Nearly halfway into the fiscal year, House Republicans gave up Tuesday and passed an extension of spending primarily at 2024 levels, saying they wanted to turn the page and start on President Trump’s agenda.
They cut from a few programs and increased funding for Republican priorities, such as immigration enforcement and the military.
The measure, known as a continuing resolution, or “CR” in Washington-speak, passed on a 217-213 vote. One Democrat, Rep. Jared Golden of Maine, joined all but one Republican in support.
House Speaker Mike Johnson, Louisiana Republican, called the bill the best of bad options this late in the fiscal year, given political divisions within his party and Democrats’ eagerness to hang a loss on Mr. Trump.
“I did what we had to do, what was necessary, what we could get 218 votes for,” Mr. Johnson said. “This is a totally different scenario. By doing the CR this time, it actually is the responsible play and the conservative play because we are conserving the resources of the American people.”
The bill marked a retreat for Mr. Johnson, who had promised not to accept a continuing resolution.
Mr. Trump’s backing of the measure proved the deciding factor in persuading fiscal hawks weary of supporting stopgaps.
Rep. Thomas Massie, Kentucky Republican, cast the party’s sole no vote. Mr. Trump threatened to “lead the charge” to find a candidate to replace him in the 2026 election.
Mr. Massie shrugged it off. He noted that when he was the only Republican to vote against Mr. Trump’s COVID-19 relief bill in 2020, he received the same threat but won reelection with 81% of the vote.
“The missives directed at me weren’t to try to get me to change my vote. I never change my vote,” Mr. Massie said. “I think they were to try to keep the other Republicans in line until they get this over to the Senate, where you’re going to find out what a stinker it is when you get like 10 or 15 Democrats over there to vote for something that the Freedom Caucus endorsed over here.”
In the Republican-run Senate, the bill will need Democratic votes to clear the 60-vote threshold to survive, but Democrats will be under pressure to stop a partial government shutdown.
Congress’ deadline to fund the government is Friday, when funding expires from a stopgap measure passed in December.

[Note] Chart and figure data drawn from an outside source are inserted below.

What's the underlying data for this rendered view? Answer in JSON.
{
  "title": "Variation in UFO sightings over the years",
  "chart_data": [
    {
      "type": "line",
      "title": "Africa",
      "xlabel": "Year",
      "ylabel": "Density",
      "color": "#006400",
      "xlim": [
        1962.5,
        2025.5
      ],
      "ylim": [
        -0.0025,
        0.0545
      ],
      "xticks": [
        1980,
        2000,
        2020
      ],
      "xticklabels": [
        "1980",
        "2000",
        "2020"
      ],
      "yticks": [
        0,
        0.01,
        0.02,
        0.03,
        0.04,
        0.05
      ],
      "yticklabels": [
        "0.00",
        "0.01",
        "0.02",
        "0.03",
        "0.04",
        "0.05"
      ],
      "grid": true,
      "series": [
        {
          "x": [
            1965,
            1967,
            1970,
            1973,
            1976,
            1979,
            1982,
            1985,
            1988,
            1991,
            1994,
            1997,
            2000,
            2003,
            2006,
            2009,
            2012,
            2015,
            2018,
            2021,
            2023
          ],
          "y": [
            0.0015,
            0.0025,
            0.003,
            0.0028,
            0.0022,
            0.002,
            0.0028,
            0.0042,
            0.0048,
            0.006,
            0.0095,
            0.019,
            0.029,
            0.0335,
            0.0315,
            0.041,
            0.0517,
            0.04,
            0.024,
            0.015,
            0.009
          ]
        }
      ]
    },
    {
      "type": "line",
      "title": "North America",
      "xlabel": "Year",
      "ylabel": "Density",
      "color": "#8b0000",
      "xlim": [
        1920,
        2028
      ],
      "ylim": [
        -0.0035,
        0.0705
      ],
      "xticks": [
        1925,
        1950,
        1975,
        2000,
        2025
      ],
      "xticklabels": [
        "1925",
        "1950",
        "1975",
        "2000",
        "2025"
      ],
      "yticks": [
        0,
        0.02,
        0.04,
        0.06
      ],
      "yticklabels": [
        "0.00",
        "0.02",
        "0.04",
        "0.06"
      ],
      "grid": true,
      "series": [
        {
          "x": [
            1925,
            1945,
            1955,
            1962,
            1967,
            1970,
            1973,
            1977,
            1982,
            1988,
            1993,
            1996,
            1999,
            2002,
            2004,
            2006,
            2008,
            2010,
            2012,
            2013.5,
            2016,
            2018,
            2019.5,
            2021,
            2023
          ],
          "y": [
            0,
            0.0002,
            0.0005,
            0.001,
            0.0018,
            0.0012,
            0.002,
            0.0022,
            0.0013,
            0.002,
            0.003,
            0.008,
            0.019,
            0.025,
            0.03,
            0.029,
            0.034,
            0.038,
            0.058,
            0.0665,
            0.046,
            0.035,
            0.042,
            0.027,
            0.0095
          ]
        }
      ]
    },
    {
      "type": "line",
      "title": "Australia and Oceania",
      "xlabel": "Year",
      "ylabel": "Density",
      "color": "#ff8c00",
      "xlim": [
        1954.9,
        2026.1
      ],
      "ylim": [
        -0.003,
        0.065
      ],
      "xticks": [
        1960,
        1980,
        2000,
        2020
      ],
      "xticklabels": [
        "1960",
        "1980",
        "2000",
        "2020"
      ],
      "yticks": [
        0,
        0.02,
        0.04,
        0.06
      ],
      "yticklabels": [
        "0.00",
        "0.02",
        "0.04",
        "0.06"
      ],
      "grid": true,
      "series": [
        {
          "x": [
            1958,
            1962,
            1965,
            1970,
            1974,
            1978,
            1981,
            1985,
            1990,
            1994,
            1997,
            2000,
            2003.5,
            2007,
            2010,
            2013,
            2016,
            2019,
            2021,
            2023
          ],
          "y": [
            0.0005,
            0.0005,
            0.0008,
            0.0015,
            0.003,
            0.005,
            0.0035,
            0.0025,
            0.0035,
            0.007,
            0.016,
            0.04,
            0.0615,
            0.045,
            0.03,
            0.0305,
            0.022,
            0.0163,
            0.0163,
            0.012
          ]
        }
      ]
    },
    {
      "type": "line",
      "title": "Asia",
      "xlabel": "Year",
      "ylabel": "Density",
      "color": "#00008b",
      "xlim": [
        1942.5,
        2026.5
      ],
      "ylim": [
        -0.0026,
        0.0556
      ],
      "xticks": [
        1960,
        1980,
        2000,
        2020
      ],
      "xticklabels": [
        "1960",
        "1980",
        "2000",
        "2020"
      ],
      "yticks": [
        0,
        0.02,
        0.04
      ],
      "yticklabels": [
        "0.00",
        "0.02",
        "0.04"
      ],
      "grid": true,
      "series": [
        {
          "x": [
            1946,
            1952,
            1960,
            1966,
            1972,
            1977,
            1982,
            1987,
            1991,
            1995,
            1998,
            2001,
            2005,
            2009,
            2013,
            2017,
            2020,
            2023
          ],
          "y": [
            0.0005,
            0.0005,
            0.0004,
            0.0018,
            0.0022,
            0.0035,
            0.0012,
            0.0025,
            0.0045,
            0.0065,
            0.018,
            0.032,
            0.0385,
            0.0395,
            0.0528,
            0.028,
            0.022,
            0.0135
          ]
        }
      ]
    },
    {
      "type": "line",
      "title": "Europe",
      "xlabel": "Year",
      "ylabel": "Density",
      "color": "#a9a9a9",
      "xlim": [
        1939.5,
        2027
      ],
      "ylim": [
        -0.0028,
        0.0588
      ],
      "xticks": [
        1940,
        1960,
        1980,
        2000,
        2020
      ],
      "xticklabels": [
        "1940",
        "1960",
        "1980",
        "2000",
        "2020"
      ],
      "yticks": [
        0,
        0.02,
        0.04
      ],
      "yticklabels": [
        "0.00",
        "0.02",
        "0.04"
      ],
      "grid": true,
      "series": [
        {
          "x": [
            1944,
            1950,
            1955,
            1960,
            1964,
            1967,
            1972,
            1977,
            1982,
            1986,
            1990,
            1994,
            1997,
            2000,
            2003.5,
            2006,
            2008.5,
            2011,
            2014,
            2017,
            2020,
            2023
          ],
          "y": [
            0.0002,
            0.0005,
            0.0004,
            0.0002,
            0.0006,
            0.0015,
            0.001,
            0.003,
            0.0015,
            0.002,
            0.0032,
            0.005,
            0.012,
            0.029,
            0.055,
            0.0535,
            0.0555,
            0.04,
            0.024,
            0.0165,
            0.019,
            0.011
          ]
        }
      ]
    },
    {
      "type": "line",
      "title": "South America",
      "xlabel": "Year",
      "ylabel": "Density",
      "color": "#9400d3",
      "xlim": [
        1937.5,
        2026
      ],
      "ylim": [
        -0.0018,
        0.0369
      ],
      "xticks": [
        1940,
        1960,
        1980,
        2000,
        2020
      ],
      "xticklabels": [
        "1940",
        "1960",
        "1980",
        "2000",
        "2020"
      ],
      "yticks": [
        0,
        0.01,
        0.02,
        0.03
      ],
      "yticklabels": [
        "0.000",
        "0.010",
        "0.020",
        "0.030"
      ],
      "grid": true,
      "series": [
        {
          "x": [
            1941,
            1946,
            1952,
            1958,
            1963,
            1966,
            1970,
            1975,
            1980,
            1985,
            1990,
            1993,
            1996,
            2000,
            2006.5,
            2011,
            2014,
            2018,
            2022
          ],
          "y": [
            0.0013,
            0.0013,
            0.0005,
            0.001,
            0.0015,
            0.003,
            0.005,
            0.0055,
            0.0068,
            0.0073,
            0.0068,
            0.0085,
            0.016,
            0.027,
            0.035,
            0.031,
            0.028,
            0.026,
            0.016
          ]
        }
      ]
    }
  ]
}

The bill funds the government through the end of September.
Republicans said the bill cut $13 billion from nondefense spending and boosted defense spending by roughly $6 billion over last year’s levels. It gives the Pentagon wiggle room over an additional $8 billion in funds that can be moved and shifted toward priority programs and contracts.
The continuing resolution also boosts veterans’ health care by $6 billion to avoid a costly shortfall that officials at the Department of Veterans Affairs warned of last year and continues the pay increase for service members passed in last year’s National Defense Authorization Act.
The bill includes more than $9 billion for U.S. Immigration and Customs Enforcement, a slight bump from the previous year’s spending, and more than a $500 million increase for the government’s nutritional program for Women, Infants and Children, or WIC.
Republicans said the bill did not adopt any controversial new policy provisions.
Rep. Ryan Zinke, Montana Republican and a member of the House Appropriations Committee, said he would prefer to pass spending bills rather than use a stopgap, but he appreciated the increases in defense spending.
“This is as good as we’re going to get,” said Mr. Zinke. “And the alternative, quite frankly, is shutting down the government.”
Despite the money for the VA and WIC, Democrats panned the measure as a “blank check” for the Trump administration that would hurt veterans and low-income Americans and kneecapped Army Corps of Engineers projects.
House Minority Leader Hakeem Jeffries, New York Democrat, warned that the Republicans’ stopgap bill “does nothing” to protect Medicaid, Medicare and Social Security. Although the latter two entitlement programs fall under the mandatory spending category, which Congress does not control, Republicans have proposed cost-saving changes to Medicaid in their budget plan.
“You want to take a chain saw to these priorities,” Mr. Jeffries said.
Republican leadership and Mr. Trump have said that none of those programs would be touched, but the president’s efficiency czar, Elon Musk, said Monday night that entitlement programs constitute the bulk of federal spending and that they would be “the big one to eliminate.”
The House and Senate appropriations committee chairs would have preferred passing regular spending bills. Instead, the focus shifted to fiscal 2026, which begins Oct. 1. Those bills will hinge on Mr. Trump’s budget, which is expected in April.
“We really can’t start without it,” said House Appropriations Chair Tom Cole, Oklahoma Republican. “We don’t have a top line yet. We don’t have a presidential budget.”